Dieser schaute sich derweil im Zimmer um, auf der Suche nach verräterischen Spuren der vergangenen Nacht. Aber ohne Erfolg.
Sobald Richard wieder hergestellt war, gingen die beiden Männer auf die Dachterrasse, um ein Frühstück einzunehmen. Dort wurden sie bereits von Jean erwartet.
Zur Überraschung der beiden sah Jean so aus, als hätte er die gleichen nächtlichen Erfahrungen wie Richard gemacht. Weiß im Gesicht, die Augen eher übermüdet, als denn ausgeruht. Und auch sonst begrüßte er leicht derangiert die beiden.
„Wie ich sehe, hat Richard auch eine sehr bewegende Nacht hinter sich … Na Hauptsache einer von uns konnte die nächtliche Ruhe ausgiebig genießen“, zwinkerte Jean müde Georg zu und bat seine Freunde Platz zu nehmen. „Setzt euch! Setzt euch! Ich muss euch was zeigen. … Hier! Schaut euch das mal an.“ Dabei holte er seinen Lebensstein hervor, den er unter seinem Shirt an einem Lederband um den Hals trug.
Normalerweise wäre der Stein ein schwarzer Obsidian, aber was Jean da in der Hand hielt, war ein … Regenbogenobsidian.
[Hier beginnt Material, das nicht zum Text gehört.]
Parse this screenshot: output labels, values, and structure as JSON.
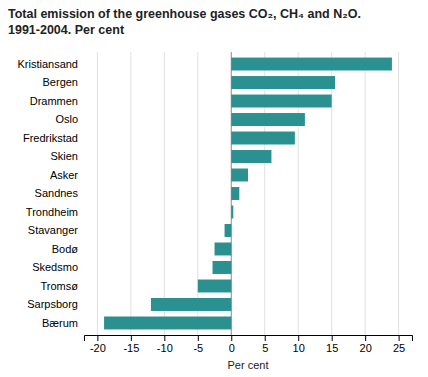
{
  "chart_data": {
    "type": "bar",
    "orientation": "horizontal",
    "title": "Total emission of the greenhouse gases CO₂, CH₄ and N₂O.\n1991-2004. Per cent",
    "xlabel": "Per cent",
    "categories": [
      "Kristiansand",
      "Bergen",
      "Drammen",
      "Oslo",
      "Fredrikstad",
      "Skien",
      "Asker",
      "Sandnes",
      "Trondheim",
      "Stavanger",
      "Bodø",
      "Skedsmo",
      "Tromsø",
      "Sarpsborg",
      "Bærum"
    ],
    "values": [
      24,
      15.5,
      15,
      11,
      9.5,
      6,
      2.5,
      1.2,
      0.3,
      -1,
      -2.5,
      -2.8,
      -5,
      -12,
      -19
    ],
    "color": "#2a9090",
    "xlim": [
      -22,
      27
    ],
    "xticks": [
      -20,
      -15,
      -10,
      -5,
      0,
      5,
      10,
      15,
      20,
      25
    ],
    "grid": true
  }
}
Der Regenbogenobsidian brachte Licht und Liebe ins Leben. Er gestattete, die spirituelle Seite seines Trägers zu erkennen. Er wurde für das innere Sehen benutzt in Bereichen, die mit Liebe, zwischenmenschlichen Beziehungen und der Gesamtentwicklung zu tun hatten. Er wurde auch der Stein der Lebensfreude genannt, weil er Dankbarkeit und das Gefühl der inneren Zufriedenheit in seinem Träger weckte.
Und er war der Stein eines … Seelengefährten.